Magicunicornpower · 16/11/2024 11:56

RunnersHipOuch · 16/11/2024 10:11

Same!

Same! 42 and after my child I lost interest in big gatherings one after the other. I will go and enjoy it but I try to arrange my weekends so I don't have things going on every single one of them. I don't understand couples that struggle with a weekend free and end up booking a lunch or dinner with us 4 or 5 weeks down the line. Seems like most of them don't find enjoyment in having a lazy relaxed weekend every now and then at least. I would be shattered! Keeping in touch with friends is important though even to get away from every day routine.

owlexpress · 16/11/2024 12:22

I'm wondering what you'd talk about on the phone if you never go out. Work? Kids? TV? It wouldn't be the most scintillating conversation.

cookiebee · 16/11/2024 13:45

Just choose your lane OP, it’s ok to not want to socialise, but friendships are based on common interests like gatherings, hobbies, alcohol, when you don’t have these interests in common then friendships will fade.

My dad is 77, he has never had friends, just people who he encounters,
like a chat down the pub or work colleagues years ago, family phone him a bit and two old friends of my mum call him occasionally now she has died. But he is fine and will never change, I am just like him in that way, I could live happily with very little human interaction. I think some people don’t believe that, but our kind do exist. Apart from 3 mates from years ago who text me or I text them may once a month or so all other friends are only maintained because of my partner, and I haven’t seen them in ages, he has though.

Add into the mix that for medical reasons I can’t drink alcohol anymore, most who we used to see have lost 90% of their interest in seeing us, it’s amazing how many ‘friendships’ are held together by alcohol.

What I’m saying is, if you are truly one of us who are like social camels and can survive on barely any human interaction and have always and always will be that way, then that’s ok, you may maintain a couple of text message friends if they are similar types, but most will quickly lose interest, but if that’s your lane, keep swimming in it, it’s ok.

stargazerlil · 16/11/2024 13:46

Most adults don’t need Iron supplementation it can be quite damaging, but you are not able to absorb as much vitamin b12 as you get older, that could be it, all the b vits actually it’s good to supplement,

stillis · 16/11/2024 14:27

This reply has been deleted

This has been deleted by MNHQ for breaking our Talk Guidelines.

ComtesseDeSpair · 16/11/2024 14:30

I think socialising probably feels less something you need to motivate yourself to do now, because you have a husband and young children. It’s when the children are grown and / or when your spouse has died or you’ve separated that it does become a problem, because it’s much more difficult to build an entire social network of new connections from scratch, and loneliness and isolation in older people is quite literally a killer.

Do you not do any low key things with friends? Have one or two over to your house / at their house for a few glasses of wine, or a small dinner party of close friends, or just a walk and a coffee together? If you’re absolutely too tired even for any of that then I think it’s worth going to your GP for further tests.

cookiebee · 16/11/2024 15:49

This reply has been deleted

This has been deleted by MNHQ for breaking our Talk Guidelines.

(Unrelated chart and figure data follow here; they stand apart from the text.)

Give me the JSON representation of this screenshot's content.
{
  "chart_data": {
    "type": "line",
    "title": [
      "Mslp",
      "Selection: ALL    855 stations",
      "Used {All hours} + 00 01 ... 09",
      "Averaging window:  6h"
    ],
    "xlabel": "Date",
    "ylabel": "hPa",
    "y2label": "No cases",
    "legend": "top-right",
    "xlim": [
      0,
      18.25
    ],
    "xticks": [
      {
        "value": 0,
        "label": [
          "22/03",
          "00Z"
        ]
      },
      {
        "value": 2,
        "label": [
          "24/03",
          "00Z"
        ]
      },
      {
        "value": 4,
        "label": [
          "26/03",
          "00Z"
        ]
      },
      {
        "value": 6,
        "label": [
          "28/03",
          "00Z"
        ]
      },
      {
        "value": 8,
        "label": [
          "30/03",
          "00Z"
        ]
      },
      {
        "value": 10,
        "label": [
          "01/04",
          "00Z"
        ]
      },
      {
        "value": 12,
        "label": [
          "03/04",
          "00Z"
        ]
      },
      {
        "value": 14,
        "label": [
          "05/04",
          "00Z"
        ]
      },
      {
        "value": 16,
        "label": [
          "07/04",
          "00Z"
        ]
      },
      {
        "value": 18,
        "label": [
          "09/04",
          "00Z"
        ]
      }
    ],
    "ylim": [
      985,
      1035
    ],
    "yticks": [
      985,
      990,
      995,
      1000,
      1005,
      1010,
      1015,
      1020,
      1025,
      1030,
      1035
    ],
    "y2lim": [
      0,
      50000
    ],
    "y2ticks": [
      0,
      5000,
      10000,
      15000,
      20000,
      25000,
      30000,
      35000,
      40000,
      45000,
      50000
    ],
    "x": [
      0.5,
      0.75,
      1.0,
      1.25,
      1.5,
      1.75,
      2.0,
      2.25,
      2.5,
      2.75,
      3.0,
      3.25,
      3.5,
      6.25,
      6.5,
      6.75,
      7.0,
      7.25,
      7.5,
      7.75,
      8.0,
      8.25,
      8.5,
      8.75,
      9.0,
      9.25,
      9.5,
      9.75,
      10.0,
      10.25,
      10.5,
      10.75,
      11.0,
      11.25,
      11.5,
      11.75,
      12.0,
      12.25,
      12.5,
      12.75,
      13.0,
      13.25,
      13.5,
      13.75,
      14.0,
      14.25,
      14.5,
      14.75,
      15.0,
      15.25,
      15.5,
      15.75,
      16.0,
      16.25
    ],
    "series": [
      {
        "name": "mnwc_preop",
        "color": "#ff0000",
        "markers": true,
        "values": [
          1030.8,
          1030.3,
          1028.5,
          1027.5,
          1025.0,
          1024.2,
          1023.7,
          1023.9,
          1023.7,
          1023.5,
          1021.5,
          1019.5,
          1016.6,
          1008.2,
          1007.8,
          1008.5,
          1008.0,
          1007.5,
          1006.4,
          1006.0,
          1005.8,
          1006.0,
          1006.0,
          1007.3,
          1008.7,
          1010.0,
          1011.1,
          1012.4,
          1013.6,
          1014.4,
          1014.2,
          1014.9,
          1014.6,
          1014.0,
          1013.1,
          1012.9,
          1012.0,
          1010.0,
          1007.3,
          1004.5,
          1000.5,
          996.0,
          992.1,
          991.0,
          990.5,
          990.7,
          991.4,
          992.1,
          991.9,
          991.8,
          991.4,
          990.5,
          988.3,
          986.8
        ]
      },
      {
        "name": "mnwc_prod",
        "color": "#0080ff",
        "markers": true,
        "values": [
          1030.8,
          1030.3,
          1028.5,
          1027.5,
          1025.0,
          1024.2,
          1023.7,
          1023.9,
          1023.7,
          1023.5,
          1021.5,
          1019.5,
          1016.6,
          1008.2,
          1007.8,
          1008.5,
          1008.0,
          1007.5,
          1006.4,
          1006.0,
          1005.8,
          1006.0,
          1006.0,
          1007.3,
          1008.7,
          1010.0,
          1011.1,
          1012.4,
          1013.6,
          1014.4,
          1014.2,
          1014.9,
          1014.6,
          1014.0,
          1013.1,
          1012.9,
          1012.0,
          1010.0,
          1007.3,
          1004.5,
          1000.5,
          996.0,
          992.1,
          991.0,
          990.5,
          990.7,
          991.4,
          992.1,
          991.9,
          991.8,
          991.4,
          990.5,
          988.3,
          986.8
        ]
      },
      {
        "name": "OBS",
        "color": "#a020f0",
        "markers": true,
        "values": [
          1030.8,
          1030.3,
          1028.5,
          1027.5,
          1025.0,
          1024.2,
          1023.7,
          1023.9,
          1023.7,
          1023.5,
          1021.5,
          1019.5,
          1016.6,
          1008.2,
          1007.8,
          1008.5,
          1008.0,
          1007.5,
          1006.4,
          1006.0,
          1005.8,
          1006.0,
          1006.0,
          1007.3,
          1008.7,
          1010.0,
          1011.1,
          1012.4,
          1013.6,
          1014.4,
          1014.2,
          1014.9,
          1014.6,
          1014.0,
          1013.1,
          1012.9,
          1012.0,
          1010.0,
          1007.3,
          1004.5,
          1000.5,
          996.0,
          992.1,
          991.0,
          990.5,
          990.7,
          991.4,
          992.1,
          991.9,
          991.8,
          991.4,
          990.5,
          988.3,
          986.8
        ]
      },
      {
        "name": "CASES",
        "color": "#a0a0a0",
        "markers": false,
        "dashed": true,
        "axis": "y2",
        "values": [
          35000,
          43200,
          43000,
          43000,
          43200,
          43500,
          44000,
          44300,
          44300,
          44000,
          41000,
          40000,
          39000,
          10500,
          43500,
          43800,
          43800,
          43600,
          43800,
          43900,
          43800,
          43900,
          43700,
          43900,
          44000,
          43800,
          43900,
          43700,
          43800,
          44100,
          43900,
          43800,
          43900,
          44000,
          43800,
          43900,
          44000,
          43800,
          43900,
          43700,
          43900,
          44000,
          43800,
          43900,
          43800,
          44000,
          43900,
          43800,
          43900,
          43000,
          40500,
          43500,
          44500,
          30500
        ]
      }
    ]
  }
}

That’s true, we are all here in our party hats, frocks and tuxedos, standing under a big banner saying “we support you”, waiting to yell surprise, but OP has got changed into her pjs, got on her sofa and has stood us up, well all this advise buffet will go to waste, start popping the balloons! 😂

Maria1979 · 16/11/2024 15:57

I hear you OP!! My DH gets energy from socialising while it completely drains me. If it's casual just seeing one friend or two with or without kids I'm fine and I enjoy it. People are different and in my twenties I forced myself but now I don't have the energy for superficial socialising (where you have to make an effort).